Я же произнес перед Делакруа установочную речь, упомянул про радио со всеми развлекательными программами, про то, что мы будем относиться к нему как к человеку и того же ждем от него. Уж не знаю, как Делакруа воспринял мой монолог. Он все время плакал, приткнувшись в изножье койки, как можно дальше от меня. При каждом моем движении он сжимался, словно в ожидании удара, и не думаю, чтобы он услышал больше одного слова из шести произнесенных мною. Скорее, и того меньше. Так что речь моя скорее всего пользы не принесла.
Пятнадцать минут спустя я вернулся к столу, за которым сидел потрясенный Брут Хоуэлл и лизал грифель карандаша, который мы держали в регистрационной книге.
— Может, прекратишь, пока не отравился? — одернул его я.
— Святой Боже. — Он вытащил карандаш изо рта. — Я не хочу, чтобы кого-то еще из заключенных ждала такая же встреча.
— Мой папаша, бывало, говорил, что Бог троицу любит.
— Что ж, надеюсь, в этом вопросе твой папаша был профаном, — ответил Зверюга, но, как показало время, папаша отвечал за свои слова.
Еще одной стычкой закончилось появление Джона Коффи, а уж Дикий Билл просто устроил жуткую драку. Так что три — действительно любимое число Господа. О нашем знакомстве с Диким Биллом, о его появлении на Зеленой миле, едва не приведшем к убийству, я расскажу чуть ниже. Пока лишь упомяну об этом.
— Как мог Делакруа ухватить его за конец? — полюбопытствовал я.
Зверюга фыркнул:
— Он же был в кандалах, а старина Перси слишком быстро выковыривал его из перевозки, вот и все. Делакруа споткнулся и начал падать. Вскинул руки, чтобы удержать равновесие (это же естественная реакция), и одной задел штаны Перси. Чистая случайность.

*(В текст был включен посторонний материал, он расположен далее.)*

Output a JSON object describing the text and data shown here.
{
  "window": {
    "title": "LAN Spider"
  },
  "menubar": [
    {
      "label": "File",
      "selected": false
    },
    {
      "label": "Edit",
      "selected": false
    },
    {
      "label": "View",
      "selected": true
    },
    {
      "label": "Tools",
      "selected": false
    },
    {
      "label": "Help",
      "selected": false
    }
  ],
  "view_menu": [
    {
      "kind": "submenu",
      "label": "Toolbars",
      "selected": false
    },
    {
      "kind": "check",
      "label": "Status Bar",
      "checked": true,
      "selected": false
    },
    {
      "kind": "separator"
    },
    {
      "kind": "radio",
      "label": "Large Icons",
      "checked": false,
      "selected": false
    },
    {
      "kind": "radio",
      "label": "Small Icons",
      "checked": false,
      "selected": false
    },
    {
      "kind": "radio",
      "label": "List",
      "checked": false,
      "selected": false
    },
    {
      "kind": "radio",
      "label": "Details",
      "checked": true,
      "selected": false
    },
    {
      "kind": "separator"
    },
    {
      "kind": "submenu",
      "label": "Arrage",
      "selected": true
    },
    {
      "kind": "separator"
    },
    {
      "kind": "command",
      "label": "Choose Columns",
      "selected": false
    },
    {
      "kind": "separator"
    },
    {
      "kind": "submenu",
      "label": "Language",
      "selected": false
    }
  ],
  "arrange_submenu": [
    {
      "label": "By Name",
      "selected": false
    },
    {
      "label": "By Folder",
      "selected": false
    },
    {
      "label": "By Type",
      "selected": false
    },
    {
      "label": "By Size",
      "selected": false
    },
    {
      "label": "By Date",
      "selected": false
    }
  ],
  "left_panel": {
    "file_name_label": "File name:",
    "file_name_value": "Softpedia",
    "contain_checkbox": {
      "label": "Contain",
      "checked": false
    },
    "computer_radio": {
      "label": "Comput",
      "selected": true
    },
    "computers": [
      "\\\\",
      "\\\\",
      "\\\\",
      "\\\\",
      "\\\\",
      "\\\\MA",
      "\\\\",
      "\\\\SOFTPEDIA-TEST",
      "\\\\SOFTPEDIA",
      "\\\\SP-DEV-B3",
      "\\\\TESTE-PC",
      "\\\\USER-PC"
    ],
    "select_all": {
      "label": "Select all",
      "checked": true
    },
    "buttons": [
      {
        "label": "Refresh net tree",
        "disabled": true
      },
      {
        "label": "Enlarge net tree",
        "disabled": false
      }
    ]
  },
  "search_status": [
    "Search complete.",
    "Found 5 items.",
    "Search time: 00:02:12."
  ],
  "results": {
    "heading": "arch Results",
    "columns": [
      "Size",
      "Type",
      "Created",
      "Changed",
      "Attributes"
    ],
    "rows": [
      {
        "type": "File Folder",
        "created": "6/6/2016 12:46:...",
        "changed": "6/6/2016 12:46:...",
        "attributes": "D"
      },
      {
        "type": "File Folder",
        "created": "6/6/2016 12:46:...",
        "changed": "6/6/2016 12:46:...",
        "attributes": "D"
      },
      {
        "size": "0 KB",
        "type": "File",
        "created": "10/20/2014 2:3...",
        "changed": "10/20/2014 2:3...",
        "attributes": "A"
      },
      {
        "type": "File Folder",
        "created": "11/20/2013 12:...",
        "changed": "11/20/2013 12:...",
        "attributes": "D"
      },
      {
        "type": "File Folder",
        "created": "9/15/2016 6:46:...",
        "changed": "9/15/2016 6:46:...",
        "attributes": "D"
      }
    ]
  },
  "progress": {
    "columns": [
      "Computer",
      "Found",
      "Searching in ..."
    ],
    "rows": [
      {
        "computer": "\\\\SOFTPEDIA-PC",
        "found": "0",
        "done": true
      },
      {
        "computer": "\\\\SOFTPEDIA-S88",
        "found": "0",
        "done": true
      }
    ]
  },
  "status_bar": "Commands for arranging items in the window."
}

— Как по-твоему, Перси это знал? — спросил я. — Не воспользовался ли он случившимся как предлогом для того, чтобы дать Делакруа наглядный урок? Показать ему, кто тут хозяин.
Зверюга медленно кивнул.
— Да, я думаю, все так.
— Тебе придется приглядывать за ним. — Я пробежался рукой по волосам. Как будто у нас без Перси не хватало забот. — Господи, как я это ненавижу. Как я ненавижу его.
— Я тоже. И вот что я тебе скажу, Пол. Я его не понимаю. У него есть связи, это мне понятно, но почему он использовал их, чтобы получить работу на гребаной Зеленой миле? Да и вообще в тюрьме. Почему не стал клерком в сенате штата или в администрации губернатора? Организовывал бы встречи одного из его заместителей. Уж конечно, его родственнички смогли бы подобрать ему что-нибудь получше, если б он попросил их. Почему он полез именно сюда?